Changes in the presynaptic waveform during antidromically generated spike trains in FETi. A, The steady-state spike height (black diamonds, calculated after the initial 10 spikes) and steady-state spike width (open circles) plotted against the antidromic spike frequency. Inset, The steady-state spike heights at 0.5 and 20 Hz. B, Relationship between the steady-state EPSP amplitude and the steady-state spike amplitude. The shaded region shows the plateau in the FlTi EPSP amplitude despite a continued drop in the FETi spike amplitude.

Figure 10.

Spike width reduction during LR-evoked spike bursts may contribute to depression at the FETi-FlTi synapse. A, Changes in spike width correlate with changes in the depolarization of FETi immediately before the onset of the spike.
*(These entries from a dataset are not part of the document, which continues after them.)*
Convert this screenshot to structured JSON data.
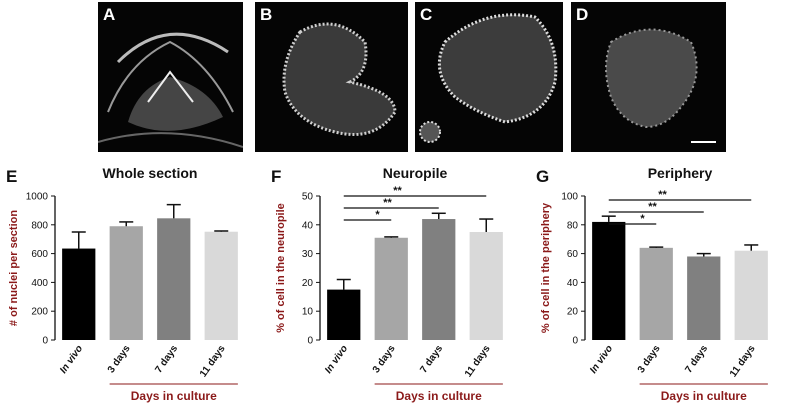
{
  "images": [
    {
      "label": "A"
    },
    {
      "label": "B"
    },
    {
      "label": "C"
    },
    {
      "label": "D"
    }
  ],
  "chart_data": [
    {
      "panel": "E",
      "type": "bar",
      "title": "Whole section",
      "ylabel": "# of nuclei per section",
      "xlabel": "Days in culture",
      "categories": [
        "In vivo",
        "3 days",
        "7 days",
        "11 days"
      ],
      "values": [
        635,
        790,
        845,
        752
      ],
      "errors": [
        115,
        30,
        95,
        5
      ],
      "colors": [
        "#000000",
        "#a6a6a6",
        "#808080",
        "#d9d9d9"
      ],
      "ylim": [
        0,
        1000
      ],
      "yticks": [
        0,
        200,
        400,
        600,
        800,
        1000
      ],
      "significance": []
    },
    {
      "panel": "F",
      "type": "bar",
      "title": "Neuropile",
      "ylabel": "% of cell in the neuropile",
      "xlabel": "Days in culture",
      "categories": [
        "In vivo",
        "3 days",
        "7 days",
        "11 days"
      ],
      "values": [
        17.5,
        35.5,
        42,
        37.5
      ],
      "errors": [
        3.5,
        0.3,
        2,
        4.5
      ],
      "colors": [
        "#000000",
        "#a6a6a6",
        "#808080",
        "#d9d9d9"
      ],
      "ylim": [
        0,
        50
      ],
      "yticks": [
        0,
        10,
        20,
        30,
        40,
        50
      ],
      "significance": [
        {
          "from": 0,
          "to": 1,
          "label": "*"
        },
        {
          "from": 0,
          "to": 2,
          "label": "**"
        },
        {
          "from": 0,
          "to": 3,
          "label": "**"
        }
      ]
    },
    {
      "panel": "G",
      "type": "bar",
      "title": "Periphery",
      "ylabel": "% of cell in the periphery",
      "xlabel": "Days in culture",
      "categories": [
        "In vivo",
        "3 days",
        "7 days",
        "11 days"
      ],
      "values": [
        82,
        64,
        58,
        62
      ],
      "errors": [
        4,
        0.5,
        2,
        4
      ],
      "colors": [
        "#000000",
        "#a6a6a6",
        "#808080",
        "#d9d9d9"
      ],
      "ylim": [
        0,
        100
      ],
      "yticks": [
        0,
        20,
        40,
        60,
        80,
        100
      ],
      "significance": [
        {
          "from": 0,
          "to": 1,
          "label": "*"
        },
        {
          "from": 0,
          "to": 2,
          "label": "**"
        },
        {
          "from": 0,
          "to": 3,
          "label": "**"
        }
      ]
    }
  ]
}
B, Changes in the FETi spike height induced by injecting hyperpolarizing current produced a concomitant increase in the amplitude of the FlTi PSP. C, Three successive spikes during constant frequency antidromic spike trains synaptic inputs to FETi reduce the width of the antidromic spike. The second spike, which coincided with a synaptic input, has a reduced spike width. This trace is shifted (gray trace) to enable comparison with the other antidromic spikes. D, Antidromic spikes coinciding with synaptic inputs evoke smaller amplitude FlTi EPSPs.